Intel reports a slump in sales, but earnings roughly in line with Wall Street's expectations
SANTA CLARA, Jan 17, 2013 (San Jose Mercury News - McClatchy-Tribune Information Services via COMTEX) --
Despite declining sales and a big drop in profit, Intel (INTC) exceeded analysts expectations with its quarterly earnings report on Thursday.
Declaring a fourth-quarter profit of $2.5 billion -- down 27 percent from the same period a year ago -- the company said it earned 48 cents a share on sales of $13.5 billion, a 3 percent drop from a year ago. Analysts surveyed by Thomson Reuters had expected 45 cents a share on sales of $13.5 billion.
For the year, Intel said its profit fell 15 percent from what it had been in 2011 to $11 billion. It's 2012
revenue of $53.3 billion was down about 1 percent from the previous year and just shy of the $53.4 billion analysts had predicted.
"The fourth quarter played out largely as expected as we continued to execute through a challenging environment," said Intel CEO Paul Otellini in a company statement. "As we enter 2013, our strong product pipeline has us well positioned to bring a new wave of Intel innovations across the spectrum of computing."
Considered an important barometer of the tech industry's health, the Santa Clara company routinely has turned in stellar earnings since it was founded in 1968. But in recent years, its sales have leveled off as demand for its
microchips has weakened. While some of that can be attributed to the sluggish global economy, analysts have been especially worried about Intel's heavy reliance on sales of personal computers.
The company's brainy microprocessors are used in about 80 percent of PCs.
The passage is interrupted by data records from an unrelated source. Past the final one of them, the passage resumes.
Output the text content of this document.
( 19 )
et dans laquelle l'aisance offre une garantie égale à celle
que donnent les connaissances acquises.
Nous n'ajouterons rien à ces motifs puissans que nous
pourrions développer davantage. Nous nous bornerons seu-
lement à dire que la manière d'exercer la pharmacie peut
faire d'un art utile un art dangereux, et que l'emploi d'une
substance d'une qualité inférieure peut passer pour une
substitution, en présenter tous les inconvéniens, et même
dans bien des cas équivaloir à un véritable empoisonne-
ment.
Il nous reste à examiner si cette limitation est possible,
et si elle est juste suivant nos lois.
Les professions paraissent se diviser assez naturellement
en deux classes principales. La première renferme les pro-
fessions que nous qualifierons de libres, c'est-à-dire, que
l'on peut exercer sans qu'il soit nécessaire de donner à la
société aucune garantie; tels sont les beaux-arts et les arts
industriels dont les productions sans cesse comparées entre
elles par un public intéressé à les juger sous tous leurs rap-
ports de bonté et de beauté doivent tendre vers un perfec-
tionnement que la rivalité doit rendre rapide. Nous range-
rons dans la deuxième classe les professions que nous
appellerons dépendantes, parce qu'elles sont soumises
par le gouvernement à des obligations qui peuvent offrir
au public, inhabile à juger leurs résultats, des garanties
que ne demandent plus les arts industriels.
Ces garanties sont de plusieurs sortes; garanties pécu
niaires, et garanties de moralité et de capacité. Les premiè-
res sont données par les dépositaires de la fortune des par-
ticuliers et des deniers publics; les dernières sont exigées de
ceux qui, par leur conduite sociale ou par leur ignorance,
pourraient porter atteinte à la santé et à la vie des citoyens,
But those devices have become less popular, as consumers have shifted to smartphones and tablets. With some analysts estimating that one less personal computer is sold -- or "cannibalized," as experts refer to it -- for every two and a half tablets that are purchased, Intel has been eager to get its chips into mobile devices.
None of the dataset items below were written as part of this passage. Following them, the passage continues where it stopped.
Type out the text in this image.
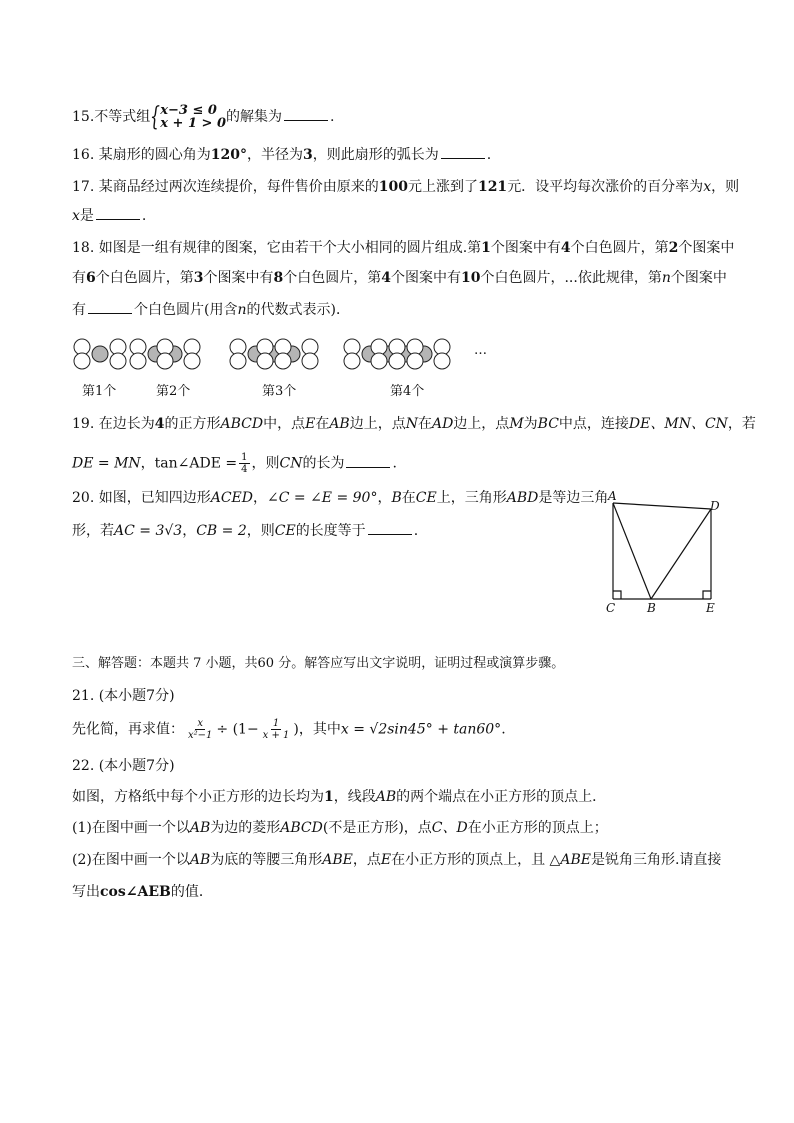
15.不等式组 { x−3 ≤ 0
x + 1 > 0的解集为	.
16. 某扇形的圆心角为120°，半径为3，则此扇形的弧长为	.
17. 某商品经过两次连续提价，每件售价由原来的100元上涨到了121元．设平均每次涨价的百分率为x，则
x是	.
18. 如图是一组有规律的图案，它由若干个大小相同的圆片组成.第1个图案中有4个白色圆片，第2个图案中
有6个白色圆片，第3个图案中有8个白色圆片，第4个图案中有10个白色圆片，...依此规律，第n个图案中
有	个白色圆片(用含n的代数式表示)．
第1个	第2个	第3个	第4个
…
19. 在边长为4的正方形ABCD中，点E在AB边上，点N在AD边上，点M为BC中点，连接DE、MN、CN，若
DE = MN，tan∠ADE = $\frac{1}{4}$ ，则CN的长为	.
20. 如图，已知四边形ACED，∠C = ∠E = 90°，B在CE上，三角形ABD是等边三角
形，若AC = 3√3，CB = 2，则CE的长度等于	.
A
D
C	B	E
三、解答题：本题共 7 小题，共60 分。解答应写出文字说明，证明过程或演算步骤。
21. (本小题7分)
先化简，再求值： $\frac{x}{\text{x²−1}} \div (1- \frac{1}{x + 1}$ )，其中x = √2sin45° + tan60°.
22. (本小题7分)
如图，方格纸中每个小正方形的边长均为1，线段AB的两个端点在小正方形的顶点上．
(1)在图中画一个以AB为边的菱形ABCD(不是正方形)，点C、D在小正方形的顶点上；
(2)在图中画一个以AB为底的等腰三角形ABE，点E在小正方形的顶点上，且 △ABE是锐角三角形.请直接
写出cos∠AEB的值．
Despite having some successes in that effort, the vast majority of smartphones and tablets use chips made by other companies with an alternative design from British firm ARM Holdings, which traditionally have been more energy efficient and provided longer battery device than Intel's circuits.
Some experts see several factors that could improve Intel's business this year.
In a recent note to their clients, J. P. Morgan analysts predicted the tablet cannibalization of PCs would slow in a few months. Moreover, they said, "there has not been a meaningful PC upgrade cycle since Windows 7 launched in July 2009, and many customers will be forced to upgrade their PCs," triggering more chip sales for Intel.
But in a separate note this week, Raymond James analysts worried that even if Intel can get more of its chips into smartphones, it will need to cut the price of those chips to compete with the relatively inexpensive ARM variety. That would eat into Intel's revenue, they said, adding that Intel faces a similar problem as low-priced ARM chips make headway into computer servers, another market Intel has dominated.
In addition, some analysts complain that Intel hasn't been as innovative as it needs to be.
During the recent Computer Electronics Show, the few Intel-based smartphones the company showed off "generally fell flat with investors," concluded analysts with FBR Capital Markets in a note Wednesday. "If Intel wants to be viewed as a serious competitor in handsets, it needs to launch serious products."
Another looming concern for Intel is who will replace its 62-year-old CEO Otellini, who is leaving in May, three years short of the firm's mandatory retirement age. Otellini, who became Intel's fifth chief executive in 2005, has predicted his successor will be selected from within the company. But when he announced in November that he was quitting, industry observers were surprised by the disclosure that the board for the first time would formally consider filling the position with an outsider.